HDAC7, a member of the histone deacetylase family, is a "pseudodeacetylase" due to a mutation of a catalytic tyrosine, with its deacetylase-related activities attributed to scaffolding functions [6]. It can participate in multiple cellular pathophysiological processes by exerting deacetylation, and is involved in regulating gene transcription by compacting chromatin as histone deacetylases target histones [2]. HDAC7 is associated with various signaling pathways including β-catenin, PI3K/AKT/mTOR, IKK/NF-κB, and is crucial in processes like cell proliferation, metastasis, and immune responses [1,3,4,8].
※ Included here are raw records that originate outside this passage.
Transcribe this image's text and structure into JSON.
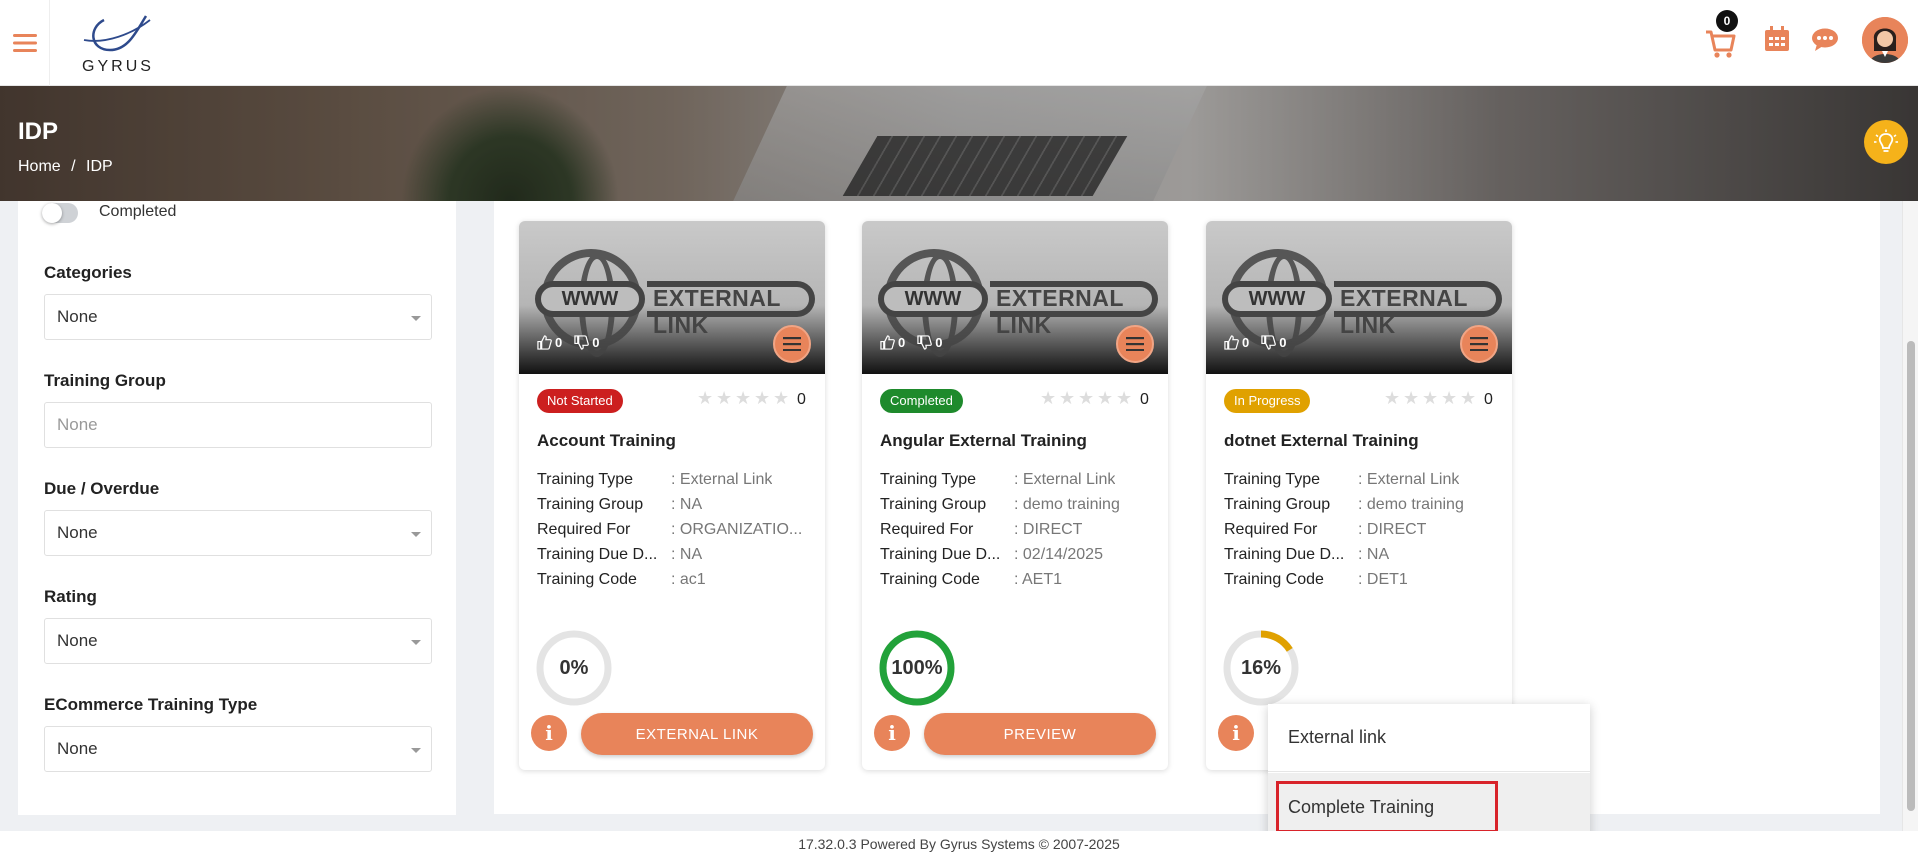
{
  "header": {
    "logo_text": "GYRUS",
    "cart_count": "0"
  },
  "banner": {
    "title": "IDP",
    "breadcrumb": [
      "Home",
      "/",
      "IDP"
    ]
  },
  "sidebar": {
    "completed_toggle_label": "Completed",
    "filters": [
      {
        "label": "Categories",
        "value": "None"
      },
      {
        "label": "Training Group",
        "placeholder": "None"
      },
      {
        "label": "Due / Overdue",
        "value": "None"
      },
      {
        "label": "Rating",
        "value": "None"
      },
      {
        "label": "ECommerce Training Type",
        "value": "None"
      }
    ]
  },
  "cards": [
    {
      "likes": "0",
      "dislikes": "0",
      "status": "Not Started",
      "status_color": "#cc1f1f",
      "rating_count": "0",
      "title": "Account Training",
      "fields": [
        {
          "k": "Training Type",
          "v": ": External Link"
        },
        {
          "k": "Training Group",
          "v": ": NA"
        },
        {
          "k": "Required For",
          "v": ": ORGANIZATIO..."
        },
        {
          "k": "Training Due D...",
          "v": ": NA"
        },
        {
          "k": "Training Code",
          "v": ":  ac1"
        }
      ],
      "progress_label": "0%",
      "progress": 0,
      "progress_color": "#e0e0e0",
      "action": "EXTERNAL LINK"
    },
    {
      "likes": "0",
      "dislikes": "0",
      "status": "Completed",
      "status_color": "#1e8a2c",
      "rating_count": "0",
      "title": "Angular External Training",
      "fields": [
        {
          "k": "Training Type",
          "v": ": External Link"
        },
        {
          "k": "Training Group",
          "v": ": demo training"
        },
        {
          "k": "Required For",
          "v": ": DIRECT"
        },
        {
          "k": "Training Due D...",
          "v": ": 02/14/2025"
        },
        {
          "k": "Training Code",
          "v": ":  AET1"
        }
      ],
      "progress_label": "100%",
      "progress": 100,
      "progress_color": "#22a23a",
      "action": "PREVIEW"
    },
    {
      "likes": "0",
      "dislikes": "0",
      "status": "In Progress",
      "status_color": "#e0a100",
      "rating_count": "0",
      "title": "dotnet External Training",
      "fields": [
        {
          "k": "Training Type",
          "v": ": External Link"
        },
        {
          "k": "Training Group",
          "v": ": demo training"
        },
        {
          "k": "Required For",
          "v": ": DIRECT"
        },
        {
          "k": "Training Due D...",
          "v": ": NA"
        },
        {
          "k": "Training Code",
          "v": ":  DET1"
        }
      ],
      "progress_label": "16%",
      "progress": 16,
      "progress_color": "#e0a100",
      "action": ""
    }
  ],
  "thumbnail_text": {
    "www": "WWW",
    "label": "EXTERNAL LINK"
  },
  "dropdown": {
    "items": [
      "External link",
      "Complete Training"
    ]
  },
  "footer": {
    "text": "17.32.0.3 Powered By Gyrus Systems © 2007-2025"
  },
  "colors": {
    "accent": "#e8845a",
    "bulb": "#f5b21a"
  }
}
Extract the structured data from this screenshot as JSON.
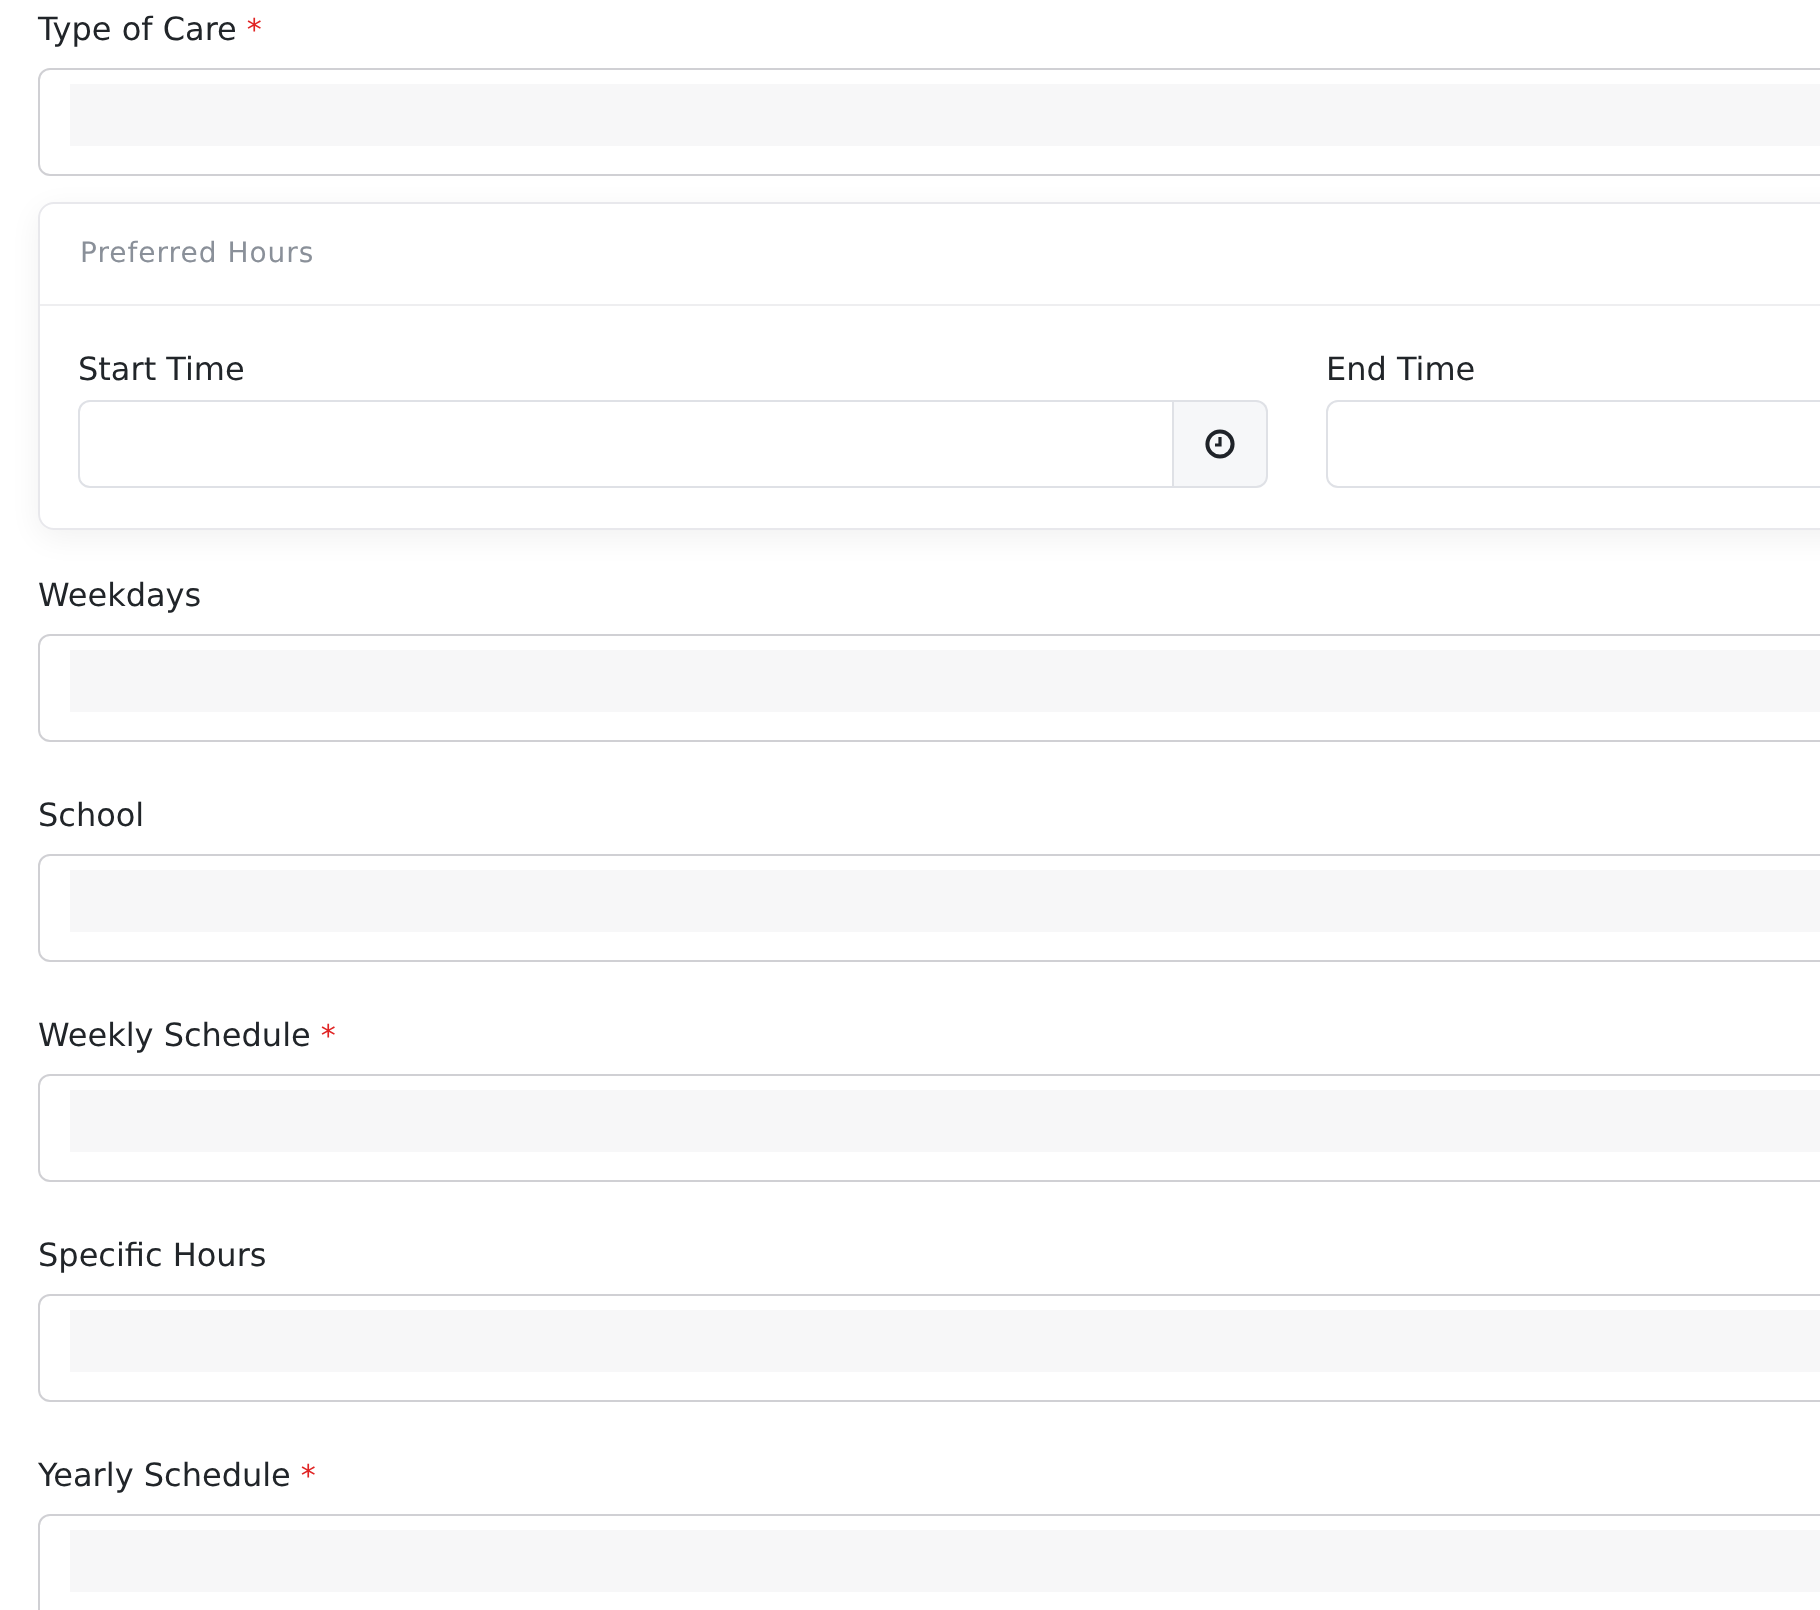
{
  "sections": [
    {
      "kind": "field",
      "label": "Type of Care",
      "required_marker": "*"
    },
    {
      "kind": "group",
      "title": "Preferred Hours",
      "fields": [
        {
          "label": "Start Time",
          "addon": true
        },
        {
          "label": "End Time"
        }
      ]
    },
    {
      "kind": "field",
      "label": "Weekdays"
    },
    {
      "kind": "field",
      "label": "School"
    },
    {
      "kind": "field",
      "label": "Weekly Schedule",
      "required_marker": "*"
    },
    {
      "kind": "field",
      "label": "Specific Hours"
    },
    {
      "kind": "field",
      "label": "Yearly Schedule",
      "required_marker": "*"
    }
  ]
}
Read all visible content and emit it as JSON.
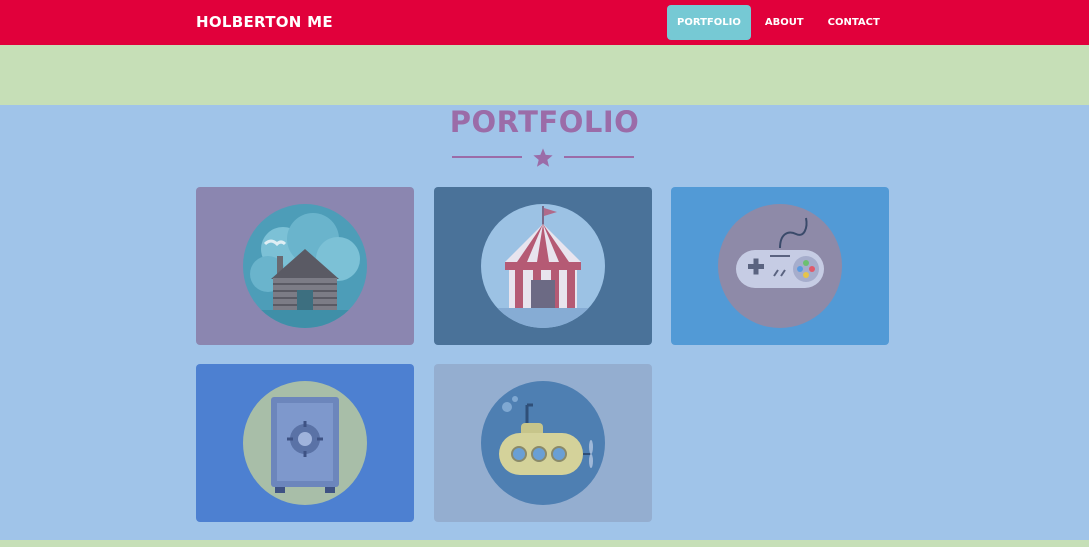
{
  "navbar": {
    "brand": "HOLBERTON ME",
    "links": [
      {
        "label": "PORTFOLIO",
        "active": true
      },
      {
        "label": "ABOUT",
        "active": false
      },
      {
        "label": "CONTACT",
        "active": false
      }
    ]
  },
  "portfolio": {
    "title": "PORTFOLIO",
    "divider_icon": "star-icon",
    "items": [
      {
        "icon": "cabin-icon",
        "background": "#8b86b0"
      },
      {
        "icon": "circus-tent-icon",
        "background": "#4a7299"
      },
      {
        "icon": "game-controller-icon",
        "background": "#529ad6"
      },
      {
        "icon": "safe-icon",
        "background": "#4d80d1"
      },
      {
        "icon": "submarine-icon",
        "background": "#94aed0"
      }
    ]
  },
  "colors": {
    "navbar": "#e1003b",
    "active_link": "#76c9d4",
    "accent_purple": "#9b6ca8",
    "section_bg": "#a0c4e9",
    "band_green": "#c6dfb7"
  }
}
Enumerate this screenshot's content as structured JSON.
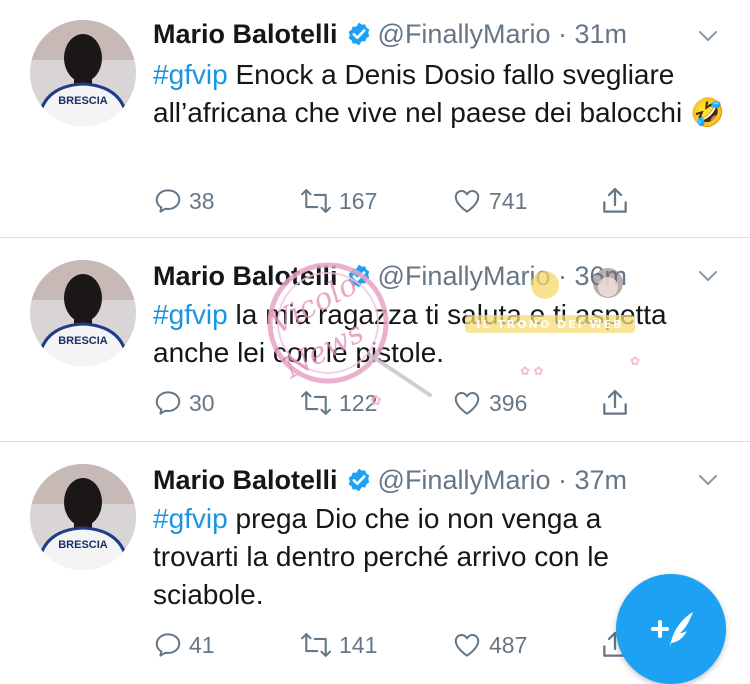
{
  "colors": {
    "accent": "#1da1f2",
    "hashtag": "#1b95e0",
    "muted": "#657786",
    "text": "#14171a",
    "verified": "#1da1f2"
  },
  "tweets": [
    {
      "name": "Mario Balotelli",
      "handle": "@FinallyMario",
      "dot": "·",
      "time": "31m",
      "hashtag": "#gfvip",
      "text": " Enock a Denis Dosio fallo svegliare all’africana che vive nel paese dei balocchi 🤣",
      "jersey": "BRESCIA",
      "replies": "38",
      "retweets": "167",
      "likes": "741"
    },
    {
      "name": "Mario Balotelli",
      "handle": "@FinallyMario",
      "dot": "·",
      "time": "36m",
      "hashtag": "#gfvip",
      "text": " la mia ragazza ti saluta e ti aspetta anche lei con le pistole.",
      "jersey": "BRESCIA",
      "replies": "30",
      "retweets": "122",
      "likes": "396"
    },
    {
      "name": "Mario Balotelli",
      "handle": "@FinallyMario",
      "dot": "·",
      "time": "37m",
      "hashtag": "#gfvip",
      "text": " prega Dio che io non venga a trovarti la dentro perché arrivo con le sciabole.",
      "jersey": "BRESCIA",
      "replies": "41",
      "retweets": "141",
      "likes": "487"
    }
  ],
  "watermark": {
    "text": "Vicolo delle News",
    "banner": "IL TRONO DEI WEB"
  },
  "icons": [
    "reply-icon",
    "retweet-icon",
    "like-icon",
    "share-icon",
    "chevron-down-icon",
    "verified-icon",
    "compose-tweet-icon"
  ]
}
In NSCLC, overexpression of HDAC7 promotes cell proliferation and metastasis by upregulating FGF18 via the β-catenin-FGF18 pathway, and deubiquitinase USP10 stabilizes HDAC7 [1]. In ESCC, HDAC7 forms a positive feedback loop with β-catenin and c-Myc to enhance cell growth, and USP10 maintains HDAC7 protein stability [3]. In ovarian cancer, HDAC7 promotes malignancy through the AKT/mTOR signaling pathway [4]. In choroidal melanoma, the HDAC7/c-Myc signaling pathway promotes cell proliferation and metastasis [5]. In glioblastoma, HDAC7 drives the tumor to a mesenchymal-like state via LGALS3-mediated crosstalk between cancer cells and macrophages [7]. In astrocytes, HDAC7 activates the IKK/NF-κB signaling pathway to regulate inflammation [8].

In conclusion, HDAC7 plays essential roles in multiple biological processes and is significantly involved in the development of various cancers and inflammation-related diseases. Studies using different models, though not specifically KO/CKO mouse models in the provided references, have revealed its functions in disease-associated pathways, highlighting its potential as a prognostic biomarker and therapeutic target in these disease areas.